En pleno debate parlamentario por el nuevo Régimen Penal Juvenil, que logró media sanción esta semana en la Cámara de Diputados, el reconocido letrado Francisco Oneto cuestionó duramente la eficacia de la iniciativa y advitió que no frenará a los jóvenes delincuentes. Algo que el doctor dejó en claro fue que un abogado penalista debe hacer docencia: "Hay un mito divulgado que está mal, que es este mito de que el menor de 15 que mata se va a la casa. La ley actual establece que el juez dispone del menor y lo manda a un instituto".

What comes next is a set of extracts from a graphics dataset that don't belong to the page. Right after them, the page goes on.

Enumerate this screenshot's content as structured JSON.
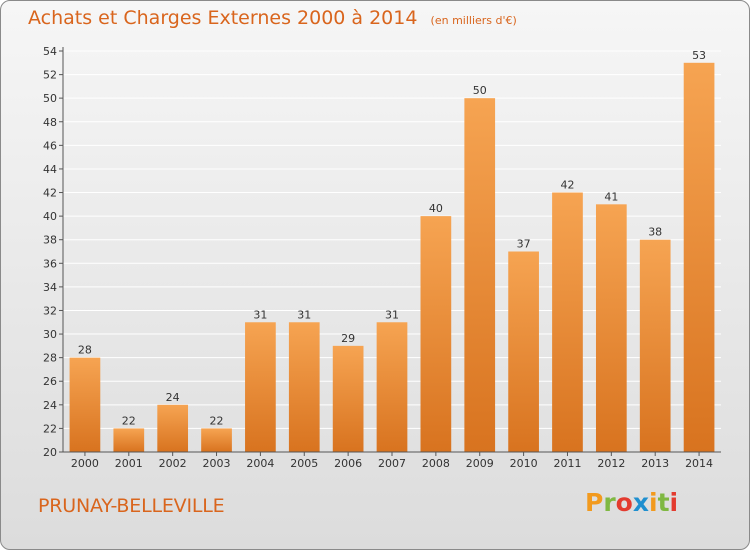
{
  "chart_data": {
    "type": "bar",
    "title": "Achats et Charges Externes 2000 à 2014",
    "subtitle": "(en milliers d'€)",
    "categories": [
      "2000",
      "2001",
      "2002",
      "2003",
      "2004",
      "2005",
      "2006",
      "2007",
      "2008",
      "2009",
      "2010",
      "2011",
      "2012",
      "2013",
      "2014"
    ],
    "values": [
      28,
      22,
      24,
      22,
      31,
      31,
      29,
      31,
      40,
      50,
      37,
      42,
      41,
      38,
      53
    ],
    "value_labels": [
      "28",
      "22",
      "24",
      "22",
      "31",
      "31",
      "29",
      "31",
      "40",
      "50",
      "37",
      "42",
      "41",
      "38",
      "53"
    ],
    "ylim": [
      20,
      54
    ],
    "yticks": [
      20,
      22,
      24,
      26,
      28,
      30,
      32,
      34,
      36,
      38,
      40,
      42,
      44,
      46,
      48,
      50,
      52,
      54
    ],
    "xlabel": "",
    "ylabel": "",
    "grid": "horizontal",
    "bar_color_top": "#f6a452",
    "bar_color_bottom": "#d8731f",
    "grid_color": "#ffffff"
  },
  "footer": {
    "city": "PRUNAY-BELLEVILLE",
    "logo_text": "Proxiti",
    "logo_colors": [
      "#f29a1e",
      "#7fb842",
      "#e33b2f",
      "#1f8fcf",
      "#f29a1e",
      "#7fb842",
      "#e33b2f"
    ]
  }
}
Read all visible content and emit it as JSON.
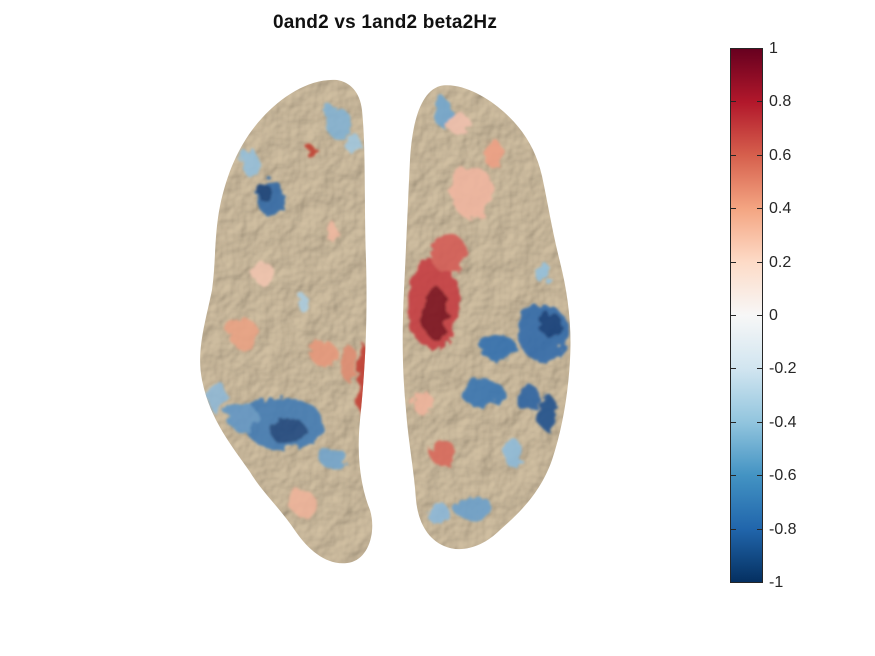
{
  "figure": {
    "title": "0and2 vs 1and2 beta2Hz"
  },
  "colorbar": {
    "tick_labels": [
      "1",
      "0.8",
      "0.6",
      "0.4",
      "0.2",
      "0",
      "-0.2",
      "-0.4",
      "-0.6",
      "-0.8",
      "-1"
    ],
    "tick_values": [
      1,
      0.8,
      0.6,
      0.4,
      0.2,
      0,
      -0.2,
      -0.4,
      -0.6,
      -0.8,
      -1
    ],
    "range": [
      -1,
      1
    ],
    "colormap_stops": [
      "#67001f",
      "#b2182b",
      "#d6604d",
      "#f4a582",
      "#fddbc7",
      "#f7f7f7",
      "#d1e5f0",
      "#92c5de",
      "#4393c3",
      "#2166ac",
      "#053061"
    ]
  },
  "brain": {
    "view": "top",
    "surface_color": "#e6dccb"
  }
}
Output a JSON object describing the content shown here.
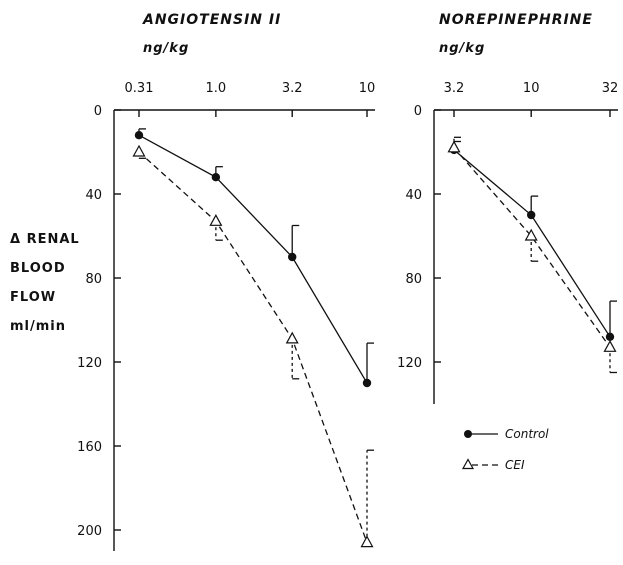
{
  "chart_data": [
    {
      "type": "line",
      "title": "ANGIOTENSIN II",
      "unit_label": "ng/kg",
      "ylabel_lines": [
        "Δ RENAL",
        "BLOOD",
        "FLOW",
        "ml/min"
      ],
      "x_ticks": [
        "0.31",
        "1.0",
        "3.2",
        "10"
      ],
      "x_scale": "log",
      "y_ticks": [
        0,
        40,
        80,
        120,
        160,
        200
      ],
      "ylim": [
        0,
        210
      ],
      "y_inverted": true,
      "series": [
        {
          "name": "Control",
          "marker": "filled-circle",
          "line": "solid",
          "x": [
            "0.31",
            "1.0",
            "3.2",
            "10"
          ],
          "y": [
            12,
            32,
            70,
            130
          ],
          "error_top": [
            9,
            27,
            55,
            111
          ]
        },
        {
          "name": "CEI",
          "marker": "open-triangle",
          "line": "dashed",
          "x": [
            "0.31",
            "1.0",
            "3.2",
            "10"
          ],
          "y": [
            20,
            53,
            109,
            206
          ],
          "error_bottom": [
            23,
            62,
            128,
            162
          ]
        }
      ]
    },
    {
      "type": "line",
      "title": "NOREPINEPHRINE",
      "unit_label": "ng/kg",
      "x_ticks": [
        "3.2",
        "10",
        "32"
      ],
      "x_scale": "log",
      "y_ticks": [
        0,
        40,
        80,
        120
      ],
      "ylim": [
        0,
        140
      ],
      "y_inverted": true,
      "series": [
        {
          "name": "Control",
          "marker": "filled-circle",
          "line": "solid",
          "x": [
            "3.2",
            "10",
            "32"
          ],
          "y": [
            19,
            50,
            108
          ],
          "error_top": [
            15,
            41,
            91
          ]
        },
        {
          "name": "CEI",
          "marker": "open-triangle",
          "line": "dashed",
          "x": [
            "3.2",
            "10",
            "32"
          ],
          "y": [
            18,
            60,
            113
          ],
          "error_bottom": [
            13,
            72,
            125
          ]
        }
      ]
    }
  ],
  "legend": {
    "placement": "bottom-right",
    "items": [
      {
        "label": "Control",
        "marker": "filled-circle",
        "line": "solid"
      },
      {
        "label": "CEI",
        "marker": "open-triangle",
        "line": "dashed"
      }
    ]
  }
}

El abogado penalista calificó la propuesta como una “aspirina” aplicada sobre un síntoma cuando el problema de fondo es estructural. En declaraciones radiales, explicó que "el discernimiento para los actos ilícitos se adquiere a los 10 años. Vos a los 10 años sabés lo que está bien y lo que está mal”, por lo que esa sería la edad correcta para imputar a una persona por sus delitos, aunque aclaró que lo dijo por tratarse de una armonía normativa y no de una postura personal.
En cuanto a los efectos que produciría la nueva norma, se mostró escéptico: "Dudo que vayas a conseguir los efectos que se buscan. No es que a partir de ahora los menores van a dejar de delinquir, sino que eventualmente delinquirán y recibirán sanción". El profesional dejó en claro que lo importante, más allá de fijar una edad de imputabilidad, es poner el foco en el tratamiento tutelar que reciben los menores, a diferencia de la pena que alcanza a los mayores de 16.
Otro punto abordado en el diálogo fue el tema de los teléfonos celulares en poder de los presos alojados en cárceles. Lejos de la prohiciòn total, Oneto se pronunció en favor del control. "Debería haber trazabilidad en los celulares. Si a un preso le dan un teléfono, el Estado debe saber el número de IMEI y quién se lo dio. Cuando se organiza un crimen, se sabe quién es",
Las declaraciones de Oneto pueden sonar un tanto extrañas para el votante libertario, que desde el lugar militante sostiene una posiciòn más dura. Sobre el final, el abogado dejó una ironía flotando en el aires: "En Argentina el común denominador de la sociedad quiere que la pena sea castigo. Hagamos algo: denunciemos la Convención Americana y digamos que la pena es castigo, y veamos cómo nos va"
Polémica por los "villeros"
En septiembre del año pasado, en el marco de una entrevista que concedió a un streaming oficialista, Oneto generó polémica al vincular la baja de la tasa de natalidad con “la falta de valores tradicionales” y sugerir que la solución pasaría por que “la mujer se quede en la casa y el hombre trabaje”. Durante el intercambio, descartó factores económicos como causa principal del descenso de nacimientos y afirmó –con un tono que fue interpretado como prejuicioso– que “los villeros son los que más pibes tienen”, frase que fue señalada por críticos como un comentario clasista desconectado de las complejas realidades sociales del país.
Pero el hombre al que las redes bautizaron "Abogado Nivel Dios" al enfrentar al feminismo radical en 2018, no se limitó a este planteo y llegó a cuestionar el impacto de la homosexualidad en la natalidad, lo que profundizó las críticas hacia sus declaraciones y alimentó el debate sobre estereotipos, rol de género y políticas públicas en torno a la demografía en Argentina.